Now, I just don’t understand why we can’t consolidate our photos and interests to one account. Yes, half of the this post is to call out people who are obnoxious enough to do that, but the rest of this post is to question the necessity of it. Are people, we are allowed to have more than one interest. We can express ourselves through these different topics and interests. Compartmentalizing ourselves to just one thing, or separating that one aspect from the rest of our lives, is it really worth compromising the multidimensionality of our personalities? And for those who double-dip their food photos between their two accounts, just why? Does it make you feel better to know that there are more likes on at least one of the same two food posts? And if you want a separate Instagram just to sort through your food posts, why make it public or go out of your way to advertise it to get a following? Those sorts of things, make them private, since you’re probably just using them to reference certain things you’ve eaten or made in the past. Or just be a less obnoxious human being a make a folder on your computer. Being able to see the different occurrences of your life, through your photos, whether it be a selfie, a photo of a sunset, or a picture of a dish you ate, that sort of variety is a lot more worthwhile if it is true to who you are as a person.

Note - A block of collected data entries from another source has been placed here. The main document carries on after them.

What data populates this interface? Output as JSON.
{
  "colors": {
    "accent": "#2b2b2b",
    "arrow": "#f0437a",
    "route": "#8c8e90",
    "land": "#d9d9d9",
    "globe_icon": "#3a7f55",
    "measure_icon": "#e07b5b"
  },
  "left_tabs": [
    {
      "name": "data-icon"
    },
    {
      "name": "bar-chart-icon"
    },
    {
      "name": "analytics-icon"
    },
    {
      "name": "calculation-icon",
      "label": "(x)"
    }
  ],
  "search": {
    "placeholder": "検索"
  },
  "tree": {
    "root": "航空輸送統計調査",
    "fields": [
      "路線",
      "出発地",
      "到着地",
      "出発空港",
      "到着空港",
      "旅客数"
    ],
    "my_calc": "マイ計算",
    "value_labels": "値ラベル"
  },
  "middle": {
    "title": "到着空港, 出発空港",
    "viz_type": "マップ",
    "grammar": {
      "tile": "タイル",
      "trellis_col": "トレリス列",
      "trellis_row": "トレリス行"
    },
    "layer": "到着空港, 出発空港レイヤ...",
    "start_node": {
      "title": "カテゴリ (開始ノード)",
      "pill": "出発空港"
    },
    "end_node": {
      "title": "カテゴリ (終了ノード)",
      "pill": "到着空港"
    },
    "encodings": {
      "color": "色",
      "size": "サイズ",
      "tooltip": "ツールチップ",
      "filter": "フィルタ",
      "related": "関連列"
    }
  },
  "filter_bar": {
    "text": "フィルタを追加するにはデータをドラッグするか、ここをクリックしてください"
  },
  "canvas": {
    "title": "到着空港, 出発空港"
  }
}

For me, I used to struggle with having that sort of variety at all. I came from the opposite issue, where I was obsessed with food and had literally no other interests. That is why I prefer and cherish that variety. Seeing others revert into something that I personally had to overcome, it’s unsettling to say the least. And for them to expect to be rewarded for that kind of behavior, again, it makes me uneasy knowing how vain or shallow certain people are. Now this blog is dedicated to good vibes, so I want to end this post on a positive note. embrace the different sides of your personality and admire them as a whole. Life is too short to be lived in pieces or compartments. Being able to showcase your interests in a great big mosaic, as opposed to smaller, separate ones, is a lot more impressive and makes you a much more beautiful human being. Don’t let stupid things like followers or likes define who you are as a person or what you are worth to the world.

 

Validation: realization 11

I am a naturally competitive person. I believe that I need to be valued, whether it be by myself or by others. I need to know that I am somebody that other people can care about. And when I feel like other people care less about me than I do about them, it becomes this almost self-inflicted abusive relationship. I keep trying harder to care for them more, because I need to know that they care for me as well. It gets to the point where I really will pour my 200% effort into making sure that I care about those people who don’t reciprocate; it consumes my every thought and action. I used to be that kind of person who would want what they can’t have, especially when it comes to earning somebody I want to care for’s warm thoughts or attention. It all stems from the fact that I have a deep-seated fear about being abandoned and forgotten.
I used to think that it was better to die remembered than live forgotten. It all stems back to my abandonment issues as a kid. Whenever my mom would leave the house, the infant me would start crying, thinking that she was leaving me behind. My father, being so disapproving of me in general, that did not help the whole case of me feeling belonging or loved. I just felt that when people do not like me, I try to make them like me. It was that sort of insecurity that had gotten me into a lot of self-inflicted pain. From an outsider’s perspective, it’s easy to see that I need to be cut away from those kinds of people. But for me, mentally, I get so fixated on trying to be accepted, to receive that validation, that all I can think about is doing what I can to receive it.
It was a really tough lesson for me to learn, but the only person’s approval you need is your own. You need to be the person you want to be, and nobody else should really tell you otherwise. Obviously, there are exceptions, such as being a terrorist, rapist, pedophile, or a serial killer, so don’t go twisting my words, Internet. So besides those and like examples, you really should not have to care about what others say. Be the person you want to be. Find validation in yourself; be proud of what you are doing or the person that you are and don’t feel like you need to prove yourself to other people. Being able to love yourself, and finding that sort of self-approval, that is key to being feather-light.